- From: Jeremy J Carroll <jjc@syapse.com>
- Date: Wed, 22 May 2013 12:24:31 -0700
- To: "semantic-web@w3.org" <semantic-web@w3.org>
- Message-Id: <A87FBE90-1EB2-4D93-8B23-637CFCFA7E89@syapse.com>
I am trying to follow the advice of: http://stackoverflow.com/questions/2397574/how-to-find-a-word-within-text-using-xslt-2-0-and-regex-which-doesnt-have-b-w and applying it to SPARQL REGEX - specifically the suggestion is to use "(^|\W)" or "($|\W)" instead of "\b" I am trying to match literals like "Accessory cervical lymph node" that contain words starting in "lymp" but not literals like "Endolymphatic duct of right membranous labyrinth" that do not.
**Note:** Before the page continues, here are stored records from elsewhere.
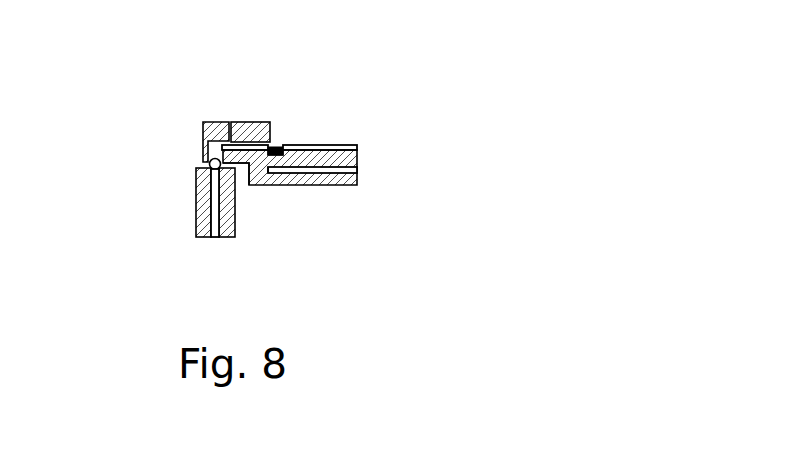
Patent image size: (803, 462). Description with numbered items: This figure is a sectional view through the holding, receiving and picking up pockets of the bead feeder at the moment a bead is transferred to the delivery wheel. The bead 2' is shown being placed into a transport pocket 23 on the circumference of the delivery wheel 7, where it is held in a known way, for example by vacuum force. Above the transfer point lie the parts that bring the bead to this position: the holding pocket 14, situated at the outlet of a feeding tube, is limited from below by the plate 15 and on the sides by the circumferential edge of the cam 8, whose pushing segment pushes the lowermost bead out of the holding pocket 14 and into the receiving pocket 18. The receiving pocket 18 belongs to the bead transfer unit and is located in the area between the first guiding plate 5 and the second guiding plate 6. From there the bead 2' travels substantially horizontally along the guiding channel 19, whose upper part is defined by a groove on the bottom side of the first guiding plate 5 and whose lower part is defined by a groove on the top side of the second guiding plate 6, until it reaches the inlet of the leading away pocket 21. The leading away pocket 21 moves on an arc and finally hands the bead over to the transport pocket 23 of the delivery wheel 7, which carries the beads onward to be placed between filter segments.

The first guiding plate 5 is at (253, 124).
The second guiding plate 6 is at (208, 125).
The cam 8 is at (343, 149).
The holding pocket 14 is at (295, 167).
The plate 15 is at (352, 155).
The receiving pocket 18 is at (268, 171).
The guiding channel 19 is at (238, 167).
The leading away pocket 21 is at (208, 157).
The bead 2' is at (144, 176).
The transport pocket 23 is at (197, 168).
The delivery wheel 7 is at (204, 208).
My reading of the specs is that the SPARQL I want is, e.g.: prefix skos: <http://www.w3.org/2004/02/skos/core#> select distinct ?o where { ?s skos:prefLabel|skos:altLabel ?o. ?s skos:inScheme <http://syapse.com/vocabularies/fma/anatomical_entity#> . filter(regex(?o,'\Wlymp','i')) } LIMIT 10 (ignoring the initial word issue) However, the systems I have tried so far (bigdata, bigOWLIM and dydra) all require an additional \ wanting prefix skos: <http://www.w3.org/2004/02/skos/core#> select distinct ?o where { ?s skos:prefLabel|skos:altLabel ?o. ?s skos:inScheme <http://syapse.com/vocabularies/fma/anatomical_entity#> . filter(regex(?o,'\\Wlymp','i')) } LIMIT 10 They seem to accept e.g. "\t" rather than "\\t" as a tab. Is this me misreading the specs, or is it an implementation bug shared between everything I have tried so far … :( My reading of the spec is that SPARQL REGEX defers to http://www.w3.org/TR/xpath-functions/#func-matches which for the \W defers to http://www.w3.org/TR/xmlschema-2/#dt-regex which includes http://www.w3.org/TR/xmlschema-2/#nt-charClass http://www.w3.org/TR/xmlschema-2/#nt-charClassEsc http://www.w3.org/TR/xmlschema-2/#nt-MultiCharEsc defining \W (with only one \) Jeremy J Carroll Principal Architect Syapse, Inc.
Received on Wednesday, 22 May 2013 19:25:04 UTC